O lugar que se assemelha a uma cidade artificial fica localizado no município de Myawaddy e é apenas uma das bases dos criminosos que aplicam o golpe “abate do porco” no sudeste da Ásia.

“Era como se fosse uma fortaleza, um lugar enorme cercado por muros e muita gente armada”, descreve Patrick. Segundo o brasileiro, era ali que as vítimas dormiam, faziam suas refeições e eram obrigadas a aplicar as fraudes.

“Foi quando nos levaram para trabalhar que descobrimos realmente do que se tratava — um esquema ilegal para criar perfis falsos e dar golpes cibernéticos”, diz.

“E você simplesmente não tinha a opção de não trabalhar.”

O relato de Patrick é semelhante ao de outras vítimas: as pessoas traficadas são proibidas de deixar os complexos e obrigadas a trabalhar até 15 horas por dia, sob ameaça de tortura e agressões.

O brasileiro afirma nunca ter sido agredido fisicamente pelos capatazes que organizavam o golpe, mas diz ter sido coagido a trabalhar com ameaças financeiras — aqueles que se recusavam a aplicar os golpes ficavam sem receber uma pequena ajuda de custo que era usada para manter o básico da alimentação dentro do complexo.

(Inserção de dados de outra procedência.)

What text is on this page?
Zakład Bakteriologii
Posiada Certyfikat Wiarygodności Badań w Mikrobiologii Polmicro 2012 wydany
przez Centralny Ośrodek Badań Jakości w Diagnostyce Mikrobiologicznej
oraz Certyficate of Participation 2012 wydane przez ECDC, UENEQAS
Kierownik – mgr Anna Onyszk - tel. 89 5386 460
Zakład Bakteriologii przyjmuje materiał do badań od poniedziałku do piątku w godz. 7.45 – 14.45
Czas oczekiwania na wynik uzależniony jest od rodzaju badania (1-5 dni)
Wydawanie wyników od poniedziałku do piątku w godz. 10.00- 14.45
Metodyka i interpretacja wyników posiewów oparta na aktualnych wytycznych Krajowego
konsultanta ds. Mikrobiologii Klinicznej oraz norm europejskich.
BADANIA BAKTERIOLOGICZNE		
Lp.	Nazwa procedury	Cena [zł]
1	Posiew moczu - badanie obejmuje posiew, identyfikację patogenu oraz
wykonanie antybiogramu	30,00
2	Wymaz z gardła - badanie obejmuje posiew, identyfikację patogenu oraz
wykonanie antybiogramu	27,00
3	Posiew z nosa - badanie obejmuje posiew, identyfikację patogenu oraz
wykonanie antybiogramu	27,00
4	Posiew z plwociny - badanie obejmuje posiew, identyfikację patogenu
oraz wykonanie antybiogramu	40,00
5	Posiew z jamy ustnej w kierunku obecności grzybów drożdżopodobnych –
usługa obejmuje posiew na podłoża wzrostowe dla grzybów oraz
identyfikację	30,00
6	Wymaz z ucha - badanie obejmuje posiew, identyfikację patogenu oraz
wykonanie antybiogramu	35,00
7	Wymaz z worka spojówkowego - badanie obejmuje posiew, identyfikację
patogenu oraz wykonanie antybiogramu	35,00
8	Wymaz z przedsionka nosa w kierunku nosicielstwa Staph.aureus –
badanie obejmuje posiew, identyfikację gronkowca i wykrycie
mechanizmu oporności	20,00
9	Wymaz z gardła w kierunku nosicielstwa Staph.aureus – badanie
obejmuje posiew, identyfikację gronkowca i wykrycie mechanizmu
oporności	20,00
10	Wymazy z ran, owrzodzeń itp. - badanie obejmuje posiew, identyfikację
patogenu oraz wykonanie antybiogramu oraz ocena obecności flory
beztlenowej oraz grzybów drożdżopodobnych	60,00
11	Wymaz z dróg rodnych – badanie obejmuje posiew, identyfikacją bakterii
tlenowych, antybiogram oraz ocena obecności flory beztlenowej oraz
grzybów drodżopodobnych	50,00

Mas após cerca de quatro meses, Patrick e outros nove brasileiros que estavam presos em Mianmar foram libertados depois de uma negociação do Ministério das Relações Exteriores com as autoridades birmanesas e os rebeldes que controlam parte do país.

“Eu comecei a filmar e registrar o que acontecia lá dentro com um celular escondido. Mandei tudo para minha mãe no Brasil e, depois de um tempo, recebemos a notícia de que iríamos ser libertados.” As imagens feitas por Patrick foram entregues por sua família a uma rede de televisão no Brasil e, pouco depois, a Polícia Federal e a Interpol se envolveram no caso. Ele voltou para o Brasil, mas carrega até hoje os traumas daquele período.